The number of students who committed suicide last year in the country hit a record figure of 1,029, up 101 cases or 10.9 percent from the previous year, the National Police Agency said Friday.
It was the first time that the number exceeded 1,000 since the NPA started recording statistics in 1978.
The NPA also reported the total number of suicides across the nation has exceeded 30,000 for 14 consecutive years up to 2011, though the number declined by 1,039, or 3.3 percent, to 30,651 from the previous year.
Of the students, the number of university students who killed themselves rose by 16 to 529 from the previous year while the number of high school students who did so increased by 65 to 269, according to the NPA. The combined figures accounted for about 80 percent of the total number of students who committed suicide.
By age group, the number of people 19 or younger who committed suicide rose by 12.7 percent to 622 from the previous year, and the figure for those in their 20s increased by 2 percent to 3,302.
Of the students, 140 committed suicide due to academic underachievement and 136 did so due to worries about their future after leaving school, the NPA said.
Of the total, the number of males who killed themselves decreased by 1,328 to 20,955 from the previous year, and the number of females increased by 289 to 9,696. The number of female suicides exceeded 30 percent of the total for the first time since 1997.
By age, suicide victims in their 60s numbered 5,547 and formed the largest group among all age brackets, though the figure was down 6.1 percent from the previous year.
Among the reasons given for 22,581 people committing suicide, the largest portion, 14,621, or 65 percent, left indications that they had killed themselves due to health problems. The reasons were found in suicide notes or other evidence.

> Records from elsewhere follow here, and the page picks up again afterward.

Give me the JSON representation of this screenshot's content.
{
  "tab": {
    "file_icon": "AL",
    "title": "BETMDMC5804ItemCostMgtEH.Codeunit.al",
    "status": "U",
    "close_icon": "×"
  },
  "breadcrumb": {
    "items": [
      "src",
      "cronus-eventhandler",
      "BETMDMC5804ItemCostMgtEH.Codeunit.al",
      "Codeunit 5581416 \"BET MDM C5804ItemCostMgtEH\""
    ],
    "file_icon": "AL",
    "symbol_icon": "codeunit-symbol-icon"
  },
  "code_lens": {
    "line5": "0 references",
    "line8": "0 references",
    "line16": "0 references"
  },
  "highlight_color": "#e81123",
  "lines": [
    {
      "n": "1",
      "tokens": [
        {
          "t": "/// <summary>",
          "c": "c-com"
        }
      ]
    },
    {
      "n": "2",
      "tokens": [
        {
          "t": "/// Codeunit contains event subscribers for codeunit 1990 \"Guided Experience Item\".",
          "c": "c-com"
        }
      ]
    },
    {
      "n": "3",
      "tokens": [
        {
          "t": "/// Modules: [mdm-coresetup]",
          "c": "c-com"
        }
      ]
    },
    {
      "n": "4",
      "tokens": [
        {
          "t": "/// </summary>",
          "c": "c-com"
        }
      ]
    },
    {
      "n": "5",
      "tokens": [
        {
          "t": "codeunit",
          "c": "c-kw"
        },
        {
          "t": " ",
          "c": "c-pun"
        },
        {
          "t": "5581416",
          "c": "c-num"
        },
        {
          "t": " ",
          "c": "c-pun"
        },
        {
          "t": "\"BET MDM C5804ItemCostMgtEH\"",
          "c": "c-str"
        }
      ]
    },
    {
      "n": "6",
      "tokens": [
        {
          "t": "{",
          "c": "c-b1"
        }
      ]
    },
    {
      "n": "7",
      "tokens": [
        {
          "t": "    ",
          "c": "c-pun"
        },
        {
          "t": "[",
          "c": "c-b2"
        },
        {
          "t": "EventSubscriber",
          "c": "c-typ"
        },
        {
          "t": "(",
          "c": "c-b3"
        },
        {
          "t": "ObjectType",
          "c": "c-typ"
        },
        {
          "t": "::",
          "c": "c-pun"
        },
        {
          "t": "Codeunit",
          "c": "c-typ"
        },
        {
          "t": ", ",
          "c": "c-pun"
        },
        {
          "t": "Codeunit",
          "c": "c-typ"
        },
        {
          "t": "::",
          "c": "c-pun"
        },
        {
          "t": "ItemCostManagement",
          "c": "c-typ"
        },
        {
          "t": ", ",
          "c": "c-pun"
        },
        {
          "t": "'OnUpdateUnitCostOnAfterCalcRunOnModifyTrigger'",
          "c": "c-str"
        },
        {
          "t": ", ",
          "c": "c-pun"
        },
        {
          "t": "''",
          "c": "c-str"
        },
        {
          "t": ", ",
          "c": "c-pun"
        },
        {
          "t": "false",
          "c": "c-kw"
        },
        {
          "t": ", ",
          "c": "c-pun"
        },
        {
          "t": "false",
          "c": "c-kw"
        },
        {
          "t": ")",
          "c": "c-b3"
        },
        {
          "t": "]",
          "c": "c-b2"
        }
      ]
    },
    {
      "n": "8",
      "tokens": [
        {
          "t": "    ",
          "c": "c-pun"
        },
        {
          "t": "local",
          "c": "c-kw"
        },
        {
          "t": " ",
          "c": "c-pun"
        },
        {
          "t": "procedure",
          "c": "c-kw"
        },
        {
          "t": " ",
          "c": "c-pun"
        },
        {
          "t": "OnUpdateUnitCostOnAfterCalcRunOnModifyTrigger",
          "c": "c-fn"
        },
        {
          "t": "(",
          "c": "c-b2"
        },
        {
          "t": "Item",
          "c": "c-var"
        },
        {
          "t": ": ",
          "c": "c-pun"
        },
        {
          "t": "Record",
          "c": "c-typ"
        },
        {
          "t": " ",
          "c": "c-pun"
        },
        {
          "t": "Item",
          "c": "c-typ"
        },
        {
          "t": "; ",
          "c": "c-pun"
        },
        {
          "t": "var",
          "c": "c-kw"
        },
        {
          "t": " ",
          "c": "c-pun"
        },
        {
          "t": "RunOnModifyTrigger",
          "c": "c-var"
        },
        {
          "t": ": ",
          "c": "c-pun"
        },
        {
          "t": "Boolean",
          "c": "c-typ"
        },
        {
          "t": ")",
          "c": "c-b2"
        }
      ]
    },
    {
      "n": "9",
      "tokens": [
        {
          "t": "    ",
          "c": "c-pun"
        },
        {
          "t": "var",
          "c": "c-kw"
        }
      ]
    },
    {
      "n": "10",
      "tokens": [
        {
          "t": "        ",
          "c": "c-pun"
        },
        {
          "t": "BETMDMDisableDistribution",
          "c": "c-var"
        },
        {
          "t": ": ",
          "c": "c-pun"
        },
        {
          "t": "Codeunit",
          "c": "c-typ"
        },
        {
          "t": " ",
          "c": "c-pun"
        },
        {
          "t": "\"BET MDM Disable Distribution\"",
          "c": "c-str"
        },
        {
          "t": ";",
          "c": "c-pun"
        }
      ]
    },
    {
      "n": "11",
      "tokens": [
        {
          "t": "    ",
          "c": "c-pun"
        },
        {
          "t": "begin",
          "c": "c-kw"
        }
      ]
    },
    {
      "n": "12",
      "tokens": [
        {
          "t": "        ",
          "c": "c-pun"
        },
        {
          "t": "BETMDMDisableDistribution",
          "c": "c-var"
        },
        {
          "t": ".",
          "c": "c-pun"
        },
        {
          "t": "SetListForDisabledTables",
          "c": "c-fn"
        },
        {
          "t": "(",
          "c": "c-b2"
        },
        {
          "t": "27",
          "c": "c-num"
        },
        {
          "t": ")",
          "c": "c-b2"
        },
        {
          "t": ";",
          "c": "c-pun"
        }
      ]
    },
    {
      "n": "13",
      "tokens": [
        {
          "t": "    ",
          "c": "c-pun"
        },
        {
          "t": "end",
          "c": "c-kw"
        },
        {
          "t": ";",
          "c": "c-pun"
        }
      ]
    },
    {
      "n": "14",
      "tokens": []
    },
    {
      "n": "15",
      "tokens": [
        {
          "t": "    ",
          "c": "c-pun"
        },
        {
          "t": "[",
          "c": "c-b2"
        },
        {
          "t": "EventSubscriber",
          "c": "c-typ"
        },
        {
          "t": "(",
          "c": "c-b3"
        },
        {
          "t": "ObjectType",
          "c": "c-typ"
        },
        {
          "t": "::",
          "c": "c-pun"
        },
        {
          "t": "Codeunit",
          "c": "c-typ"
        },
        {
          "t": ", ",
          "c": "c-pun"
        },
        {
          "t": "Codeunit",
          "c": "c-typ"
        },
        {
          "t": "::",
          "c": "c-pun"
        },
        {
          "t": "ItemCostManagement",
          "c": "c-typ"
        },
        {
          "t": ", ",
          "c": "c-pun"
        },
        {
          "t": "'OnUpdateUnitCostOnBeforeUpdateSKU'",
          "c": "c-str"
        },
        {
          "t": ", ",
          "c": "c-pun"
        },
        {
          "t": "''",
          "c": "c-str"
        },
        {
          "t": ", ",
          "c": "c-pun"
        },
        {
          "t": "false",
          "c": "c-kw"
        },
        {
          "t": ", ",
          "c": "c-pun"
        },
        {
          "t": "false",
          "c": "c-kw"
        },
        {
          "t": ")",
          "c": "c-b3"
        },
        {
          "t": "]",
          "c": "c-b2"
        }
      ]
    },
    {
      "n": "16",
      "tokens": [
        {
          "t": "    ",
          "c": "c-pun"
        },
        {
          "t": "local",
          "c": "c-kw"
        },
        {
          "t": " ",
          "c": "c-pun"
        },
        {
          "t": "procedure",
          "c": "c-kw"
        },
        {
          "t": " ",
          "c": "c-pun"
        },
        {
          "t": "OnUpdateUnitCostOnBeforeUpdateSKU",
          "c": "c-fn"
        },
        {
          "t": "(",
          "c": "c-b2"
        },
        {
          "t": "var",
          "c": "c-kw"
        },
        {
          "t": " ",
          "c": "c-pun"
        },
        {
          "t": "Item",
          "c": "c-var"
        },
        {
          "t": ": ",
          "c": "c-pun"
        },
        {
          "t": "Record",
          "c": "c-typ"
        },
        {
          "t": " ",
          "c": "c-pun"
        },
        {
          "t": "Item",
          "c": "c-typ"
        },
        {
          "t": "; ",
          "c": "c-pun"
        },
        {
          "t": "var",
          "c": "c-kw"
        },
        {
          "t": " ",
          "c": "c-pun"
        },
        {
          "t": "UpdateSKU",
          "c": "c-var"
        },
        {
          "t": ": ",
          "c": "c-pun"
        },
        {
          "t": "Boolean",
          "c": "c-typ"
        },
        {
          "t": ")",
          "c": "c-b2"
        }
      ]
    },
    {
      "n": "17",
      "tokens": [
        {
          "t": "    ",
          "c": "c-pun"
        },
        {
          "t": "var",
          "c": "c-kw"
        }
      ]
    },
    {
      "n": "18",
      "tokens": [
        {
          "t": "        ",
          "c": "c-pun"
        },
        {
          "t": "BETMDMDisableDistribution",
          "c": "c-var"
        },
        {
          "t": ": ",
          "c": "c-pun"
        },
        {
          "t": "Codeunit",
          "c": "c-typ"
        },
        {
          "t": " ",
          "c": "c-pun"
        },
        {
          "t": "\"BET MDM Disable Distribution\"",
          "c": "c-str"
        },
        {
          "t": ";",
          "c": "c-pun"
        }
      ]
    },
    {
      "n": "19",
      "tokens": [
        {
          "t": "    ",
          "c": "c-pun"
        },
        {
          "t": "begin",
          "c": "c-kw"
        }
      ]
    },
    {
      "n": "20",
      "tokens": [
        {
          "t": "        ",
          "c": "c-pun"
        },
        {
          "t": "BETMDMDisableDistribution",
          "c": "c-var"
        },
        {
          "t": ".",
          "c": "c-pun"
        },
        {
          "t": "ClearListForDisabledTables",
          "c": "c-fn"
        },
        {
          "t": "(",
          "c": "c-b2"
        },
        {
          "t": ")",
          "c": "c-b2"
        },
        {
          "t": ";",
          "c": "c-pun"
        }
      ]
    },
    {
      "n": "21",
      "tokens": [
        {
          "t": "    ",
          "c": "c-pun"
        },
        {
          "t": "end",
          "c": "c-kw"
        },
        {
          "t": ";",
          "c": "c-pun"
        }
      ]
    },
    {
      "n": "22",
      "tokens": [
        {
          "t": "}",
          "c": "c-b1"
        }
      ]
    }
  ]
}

Those who committed suicide because of economic problems totaled 6,406, those who did so due to domestic problems numbered 4,547. School issues accounted for 429 cases, according to the NPA.
Meanwhile, 56 people killed themselves for reasons related to the Great East Japan Earthquake in the period from June 2011 through January this year, according to the Cabinet Office.
Regarding reasons for the disaster-related suicides, health issues and economic woes were cited as the main reasons for 16 victims respectively.
Young people suffering
Universities and other organizations across the nation have begun efforts to understand young persons' anguish.
"I can't imagine a better life in the future. I feel it is easier to die [than to keep living]," a long-haired boy in his late teens wearing jeans was quoted as saying by Yusen Maeda, a chief priest of a temple in Minato Ward, Tokyo.
At his temple, Maeda, 41, counsels and discusses the problems of young people seeking his advice.
In the winter of 2008, a university student came to the temple and told Maeda he was unable to join a social circle or make friends with any classmates, even after six months had passed since he entered the university.
"I don't know why I'm living," he was quoted as saying.
Because the student spoke in a calm manner, Maeda did not feel a sense of urgency in his message. However, he then found fresh scars from wrist-cutting on both of his arms.
The student, who met Maeda about 100 times over three years, quit university. He now is going to technical school for music in hopes of becoming a musician.
"It seems he finally found a life of his own after experiencing agony. I think there should be more places where young people can bare their true feelings," Maeda said.
Tsukuba University has a psychiatrist and counselor on campus on a regular basis.
According to the university's lecturer Jun Sato, 39, who meets with students for consultations, many of the students are worried about getting jobs and having relationships with friends. And an increasing number of students are in financial distress, he said.
Tsukuba, Yamaguchi and other universities have created a manual for teachers on proper relationships with students.
Toyama University set up a suicide prevention office at the end of 2009.
The office sometimes confirms the safety of students whose parents cannot contact them by visiting the students' dwellings.
"There is little chance lately [for young people] to be present at the deathbeds of [relatives] at home. I think death has become a less serious issue because of TV games and other things. We need to teach them the importance of life and death," said Hironobu Ichikawa, advisor at Tokyo Metropolitan Children's Medical Center.